On March 10, 2010, approximately 40 ACS supporters gathered in Portland to here Professor Pam Karlan talk about a progressive vision of constitutional interpretation -- a vision she has embraced in her recent book Keeping Faith with the Constitution. Karlan explained how her vision, which she termed "constitutional fidelity," confronts constitutional questions with an analysis of text, history and precedent, but also an appreciation for how society in the present day views the issue and the real-world impact any decision will have on people. In Karlan's view, that vision is both true to the Founders' intent, as well as modern day notions of justice, fairness, and constitutional meaning.

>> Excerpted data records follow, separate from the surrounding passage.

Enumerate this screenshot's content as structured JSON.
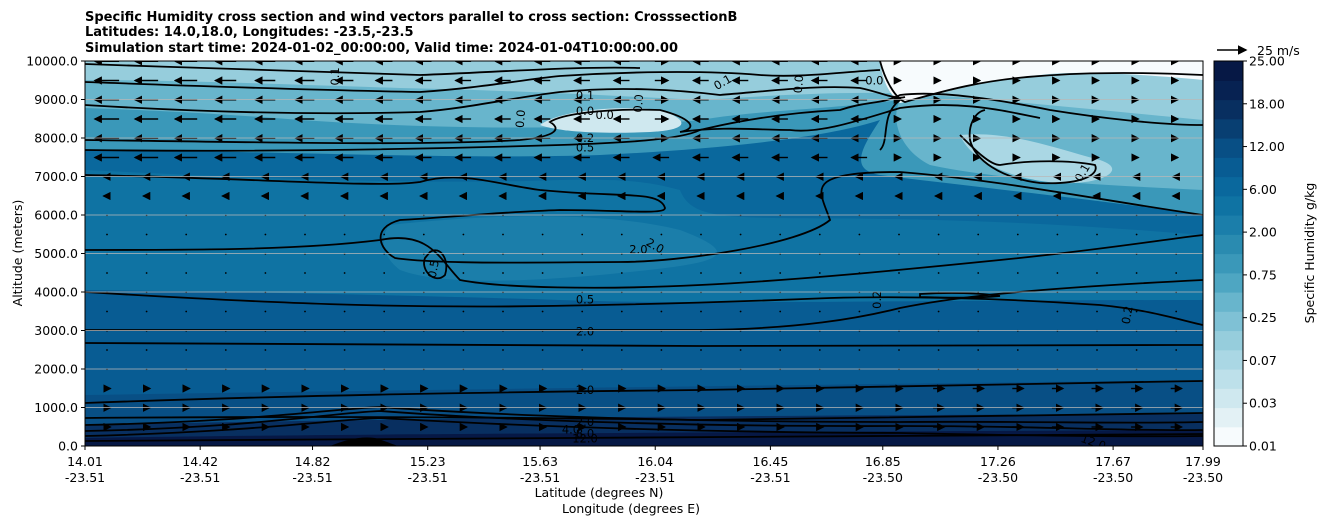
{
  "chart_data": {
    "type": "contour",
    "title_lines": [
      "Specific Humidity cross section and wind vectors parallel to cross section: CrosssectionB",
      "Latitudes: 14.0,18.0, Longitudes: -23.5,-23.5",
      "Simulation start time: 2024-01-02_00:00:00, Valid time: 2024-01-04T10:00:00.00"
    ],
    "ylabel": "Altitude (meters)",
    "xlabel_lat": "Latitude (degrees N)",
    "xlabel_lon": "Longitude (degrees E)",
    "ylim": [
      0,
      10000
    ],
    "y_ticks": [
      "0.0",
      "1000.0",
      "2000.0",
      "3000.0",
      "4000.0",
      "5000.0",
      "6000.0",
      "7000.0",
      "8000.0",
      "9000.0",
      "10000.0"
    ],
    "x_ticks": [
      {
        "lat": "14.01",
        "lon": "-23.51"
      },
      {
        "lat": "14.42",
        "lon": "-23.51"
      },
      {
        "lat": "14.82",
        "lon": "-23.51"
      },
      {
        "lat": "15.23",
        "lon": "-23.51"
      },
      {
        "lat": "15.63",
        "lon": "-23.51"
      },
      {
        "lat": "16.04",
        "lon": "-23.51"
      },
      {
        "lat": "16.45",
        "lon": "-23.51"
      },
      {
        "lat": "16.85",
        "lon": "-23.50"
      },
      {
        "lat": "17.26",
        "lon": "-23.50"
      },
      {
        "lat": "17.67",
        "lon": "-23.50"
      },
      {
        "lat": "17.99",
        "lon": "-23.50"
      }
    ],
    "colorbar": {
      "label": "Specific Humidity g/kg",
      "ticks": [
        "0.01",
        "0.03",
        "0.07",
        "0.25",
        "0.75",
        "2.00",
        "6.00",
        "12.00",
        "18.00",
        "25.00"
      ],
      "colors": [
        "#f7fbfd",
        "#e3f1f5",
        "#cfe8ef",
        "#bde0ea",
        "#aad7e4",
        "#96cddc",
        "#7fc1d5",
        "#68b5cc",
        "#4ea6c2",
        "#3a98b9",
        "#2a8bb0",
        "#1b7eaa",
        "#0f73a3",
        "#0a689d",
        "#085c93",
        "#084f85",
        "#083f72",
        "#082f60",
        "#072252",
        "#061845"
      ]
    },
    "quiver_key": "25 m/s",
    "contour_labels": [
      {
        "text": "0.1",
        "lat": 14.9,
        "alt": 9600,
        "rot": -90
      },
      {
        "text": "0.1",
        "lat": 15.79,
        "alt": 9100,
        "rot": 0
      },
      {
        "text": "0.1",
        "lat": 16.28,
        "alt": 9450,
        "rot": -30
      },
      {
        "text": "0.0",
        "lat": 15.79,
        "alt": 8700,
        "rot": 0
      },
      {
        "text": "0.0",
        "lat": 15.86,
        "alt": 8600,
        "rot": 0
      },
      {
        "text": "0.0",
        "lat": 15.56,
        "alt": 8500,
        "rot": -85
      },
      {
        "text": "0.0",
        "lat": 15.98,
        "alt": 8900,
        "rot": -85
      },
      {
        "text": "0.0",
        "lat": 16.55,
        "alt": 9400,
        "rot": -85
      },
      {
        "text": "0.0",
        "lat": 16.82,
        "alt": 9500,
        "rot": 0
      },
      {
        "text": "0.2",
        "lat": 15.79,
        "alt": 8000,
        "rot": 0
      },
      {
        "text": "0.5",
        "lat": 15.79,
        "alt": 7750,
        "rot": 0
      },
      {
        "text": "0.1",
        "lat": 17.56,
        "alt": 7100,
        "rot": -60
      },
      {
        "text": "2.0",
        "lat": 15.98,
        "alt": 5100,
        "rot": 0
      },
      {
        "text": "2.0",
        "lat": 16.04,
        "alt": 5200,
        "rot": 30
      },
      {
        "text": "0.5",
        "lat": 15.25,
        "alt": 4600,
        "rot": -80
      },
      {
        "text": "0.5",
        "lat": 15.79,
        "alt": 3800,
        "rot": 0
      },
      {
        "text": "0.2",
        "lat": 16.83,
        "alt": 3800,
        "rot": -90
      },
      {
        "text": "0.2",
        "lat": 17.72,
        "alt": 3400,
        "rot": -80
      },
      {
        "text": "2.0",
        "lat": 15.79,
        "alt": 2980,
        "rot": 0
      },
      {
        "text": "2.0",
        "lat": 15.79,
        "alt": 1450,
        "rot": 0
      },
      {
        "text": "2.0",
        "lat": 15.79,
        "alt": 620,
        "rot": 0
      },
      {
        "text": "4.0",
        "lat": 15.74,
        "alt": 430,
        "rot": 0
      },
      {
        "text": "8.0",
        "lat": 15.79,
        "alt": 330,
        "rot": 0
      },
      {
        "text": "12.0",
        "lat": 15.79,
        "alt": 200,
        "rot": 0
      },
      {
        "text": "12.0",
        "lat": 17.6,
        "alt": 100,
        "rot": 20
      }
    ]
  }
}
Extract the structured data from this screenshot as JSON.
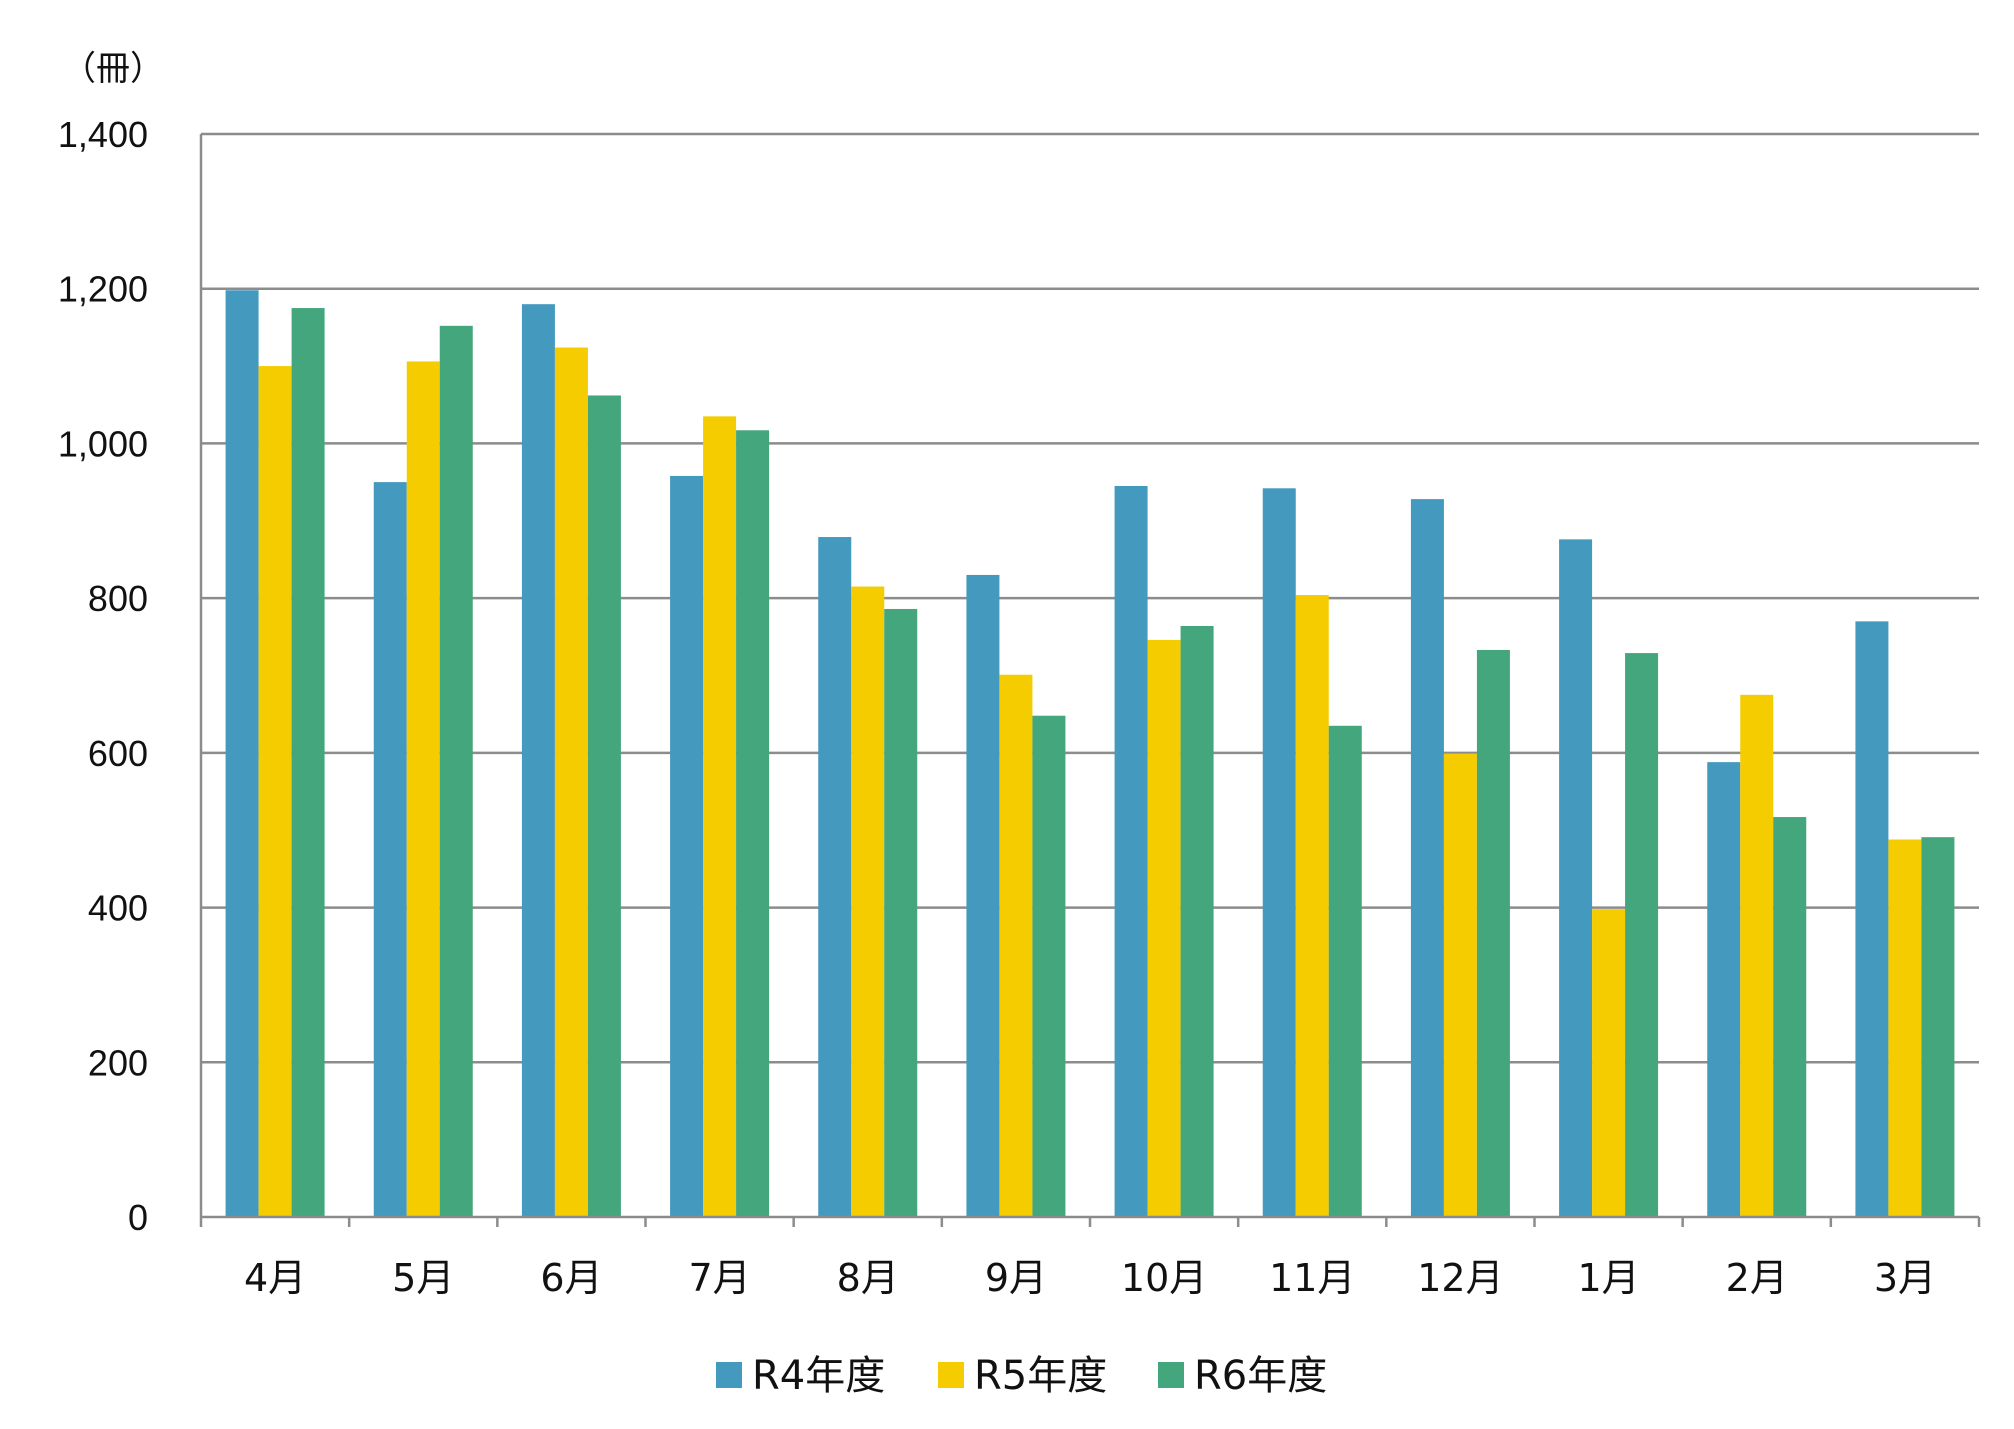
{
  "chart_data": {
    "type": "bar",
    "title": "",
    "xlabel": "",
    "ylabel": "",
    "unit_label": "（冊）",
    "categories": [
      "4月",
      "5月",
      "6月",
      "7月",
      "8月",
      "9月",
      "10月",
      "11月",
      "12月",
      "1月",
      "2月",
      "3月"
    ],
    "series": [
      {
        "name": "R4年度",
        "color": "#4499bf",
        "values": [
          1198,
          950,
          1180,
          958,
          879,
          830,
          945,
          942,
          928,
          876,
          588,
          770
        ]
      },
      {
        "name": "R5年度",
        "color": "#f5cc00",
        "values": [
          1100,
          1106,
          1124,
          1035,
          815,
          701,
          746,
          804,
          599,
          398,
          675,
          488
        ]
      },
      {
        "name": "R6年度",
        "color": "#43a67c",
        "values": [
          1175,
          1152,
          1062,
          1017,
          786,
          648,
          764,
          635,
          733,
          729,
          517,
          491
        ]
      }
    ],
    "ylim": [
      0,
      1400
    ],
    "yticks": [
      0,
      200,
      400,
      600,
      800,
      1000,
      1200,
      1400
    ],
    "ytick_labels": [
      "0",
      "200",
      "400",
      "600",
      "800",
      "1,000",
      "1,200",
      "1,400"
    ],
    "grid": true,
    "legend_position": "bottom"
  }
}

Karlan stated that "constitutional fidelity" is in large part a response to currently established doctrines such as textualism and originalism, which rejected the prior view of the "living constitution" as disjointed from text and history, and ultimately subject to the whims of individual judges. As Chief Justice Roberts put it, a judge should merely call balls and strikes. But Karlan explained that the baseball metaphor is a poor one, because calling balls and strikes itself is a subjective undertaking, subject to the sound judgment of the umpire, just as deciding constitutional cases is subject to the sound judgment of the justices on the Supreme Court. Moreover, proponents of originalism and textualism frequently deviate from strict adherence to those doctrines when it would confound their preferred policy outcomes -- a level of individual input they claim to avoid. And originalists and textualists generally take into account all of the evidence that "constitutional fidelity" adherents would take account of; it's just that they fill the blanks in with different, but no more valid, policy choices based on their own views.
The question becomes whether "constitutional fidelity" can gain ground against originalism and textualism. It can, but it will require a sustained program of support. Accordingly, as Karlan explained, it is not helpful when progressive judicial nominees embrace the baseball metaphor; they ought to embrace the fact that a "wise Latina" adds a different perspective than another white male, a perspective that will likely lead to different results in close cases. But is President Obama willing to spend political capital on judges?